Reporters on the Job

January 27, 2006

It's no Yale: During a recent visit to the Ivory Coast, reporter Lane Hartill stayed with a friend in a dormitory at the University of Abidjan.

"It was a real eye-opener. Many of the people who live there are no longer students but have been able to bribe the right people to retain their dorm room," says Lane. "Because of high unemployment and the lack of affordable housing, the practice is common."

Lane says the rooms themselves were poorly lit, and covered in graffiti and filth.

"Early in the morning, people would parade up and down the halls selling bread and milk for breakfast, announcing what they had by shouting at the top of their lungs.

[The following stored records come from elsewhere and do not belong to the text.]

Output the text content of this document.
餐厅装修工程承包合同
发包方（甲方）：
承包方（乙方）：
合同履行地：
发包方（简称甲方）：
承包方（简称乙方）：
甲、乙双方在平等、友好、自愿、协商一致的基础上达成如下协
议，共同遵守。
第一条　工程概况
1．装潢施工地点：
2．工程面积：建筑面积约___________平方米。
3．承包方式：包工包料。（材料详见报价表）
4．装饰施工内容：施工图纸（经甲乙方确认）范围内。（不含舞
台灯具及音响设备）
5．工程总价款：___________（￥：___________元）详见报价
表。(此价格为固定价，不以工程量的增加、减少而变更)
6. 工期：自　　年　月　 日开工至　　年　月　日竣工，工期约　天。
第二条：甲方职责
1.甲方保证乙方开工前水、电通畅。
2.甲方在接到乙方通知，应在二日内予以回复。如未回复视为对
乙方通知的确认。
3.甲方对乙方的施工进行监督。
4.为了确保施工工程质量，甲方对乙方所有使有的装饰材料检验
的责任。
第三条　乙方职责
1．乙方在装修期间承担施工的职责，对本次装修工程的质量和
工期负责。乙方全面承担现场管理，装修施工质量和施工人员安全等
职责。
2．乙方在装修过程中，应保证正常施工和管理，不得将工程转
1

The worst was FESCI, the very powerful student union, which took a megaphone and announced meetings," he says. "I always travel with earplugs, but the noise was so loud, even they didn't help."

An 'e-visa'? E-tickets have become so ubiquitous that perhaps it didn't seem too strange to reporter Simon Martelli when a tour operator sent him an e-mail to print out as a visa for his recent trip to Libya. But the "e-visa" didn't fly with Libyan officials, who said they had never heard of his tour operator, and held Simon at the airport for six hours.

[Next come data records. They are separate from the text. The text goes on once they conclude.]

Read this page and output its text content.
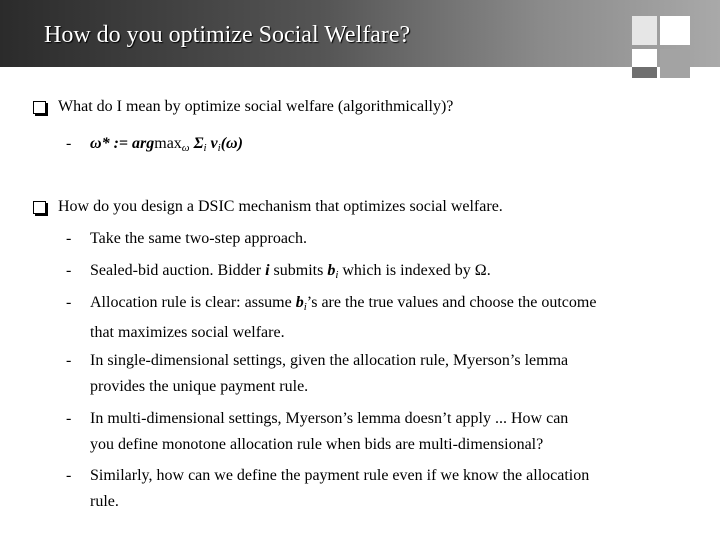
How do you optimize Social Welfare?
What do I mean by optimize social welfare (algorithmically)?
- ω* := argmaxω Σi vi(ω)
How do you design a DSIC mechanism that optimizes social welfare.
- Take the same two-step approach.
- Sealed-bid auction. Bidder i submits bi which is indexed by Ω.
- Allocation rule is clear: assume bi’s are the true values and choose the outcome
that maximizes social welfare.
- In single-dimensional settings, given the allocation rule, Myerson’s lemma
provides the unique payment rule.
- In multi-dimensional settings, Myerson’s lemma doesn’t apply ... How can
you define monotone allocation rule when bids are multi-dimensional?
- Similarly, how can we define the payment rule even if we know the allocation
rule.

"For at least five of those hours I was convinced they were going to send me on the next plane home," he says. Finally, Simon was able to locate a phone number for the company, which turned out to be legitimate, and the matter was resolved. "With hindsight, I am amazed that I wasn't completely hoodwinked" by an unscrupulous operator.

Yet fair treatment as a tourist turned out to be the story of his visit to Libya, a country very eager to court tourists after years of isolation. "All the taxi drivers charged me the same fare, and I didn't get pestered by street kids," Simon says.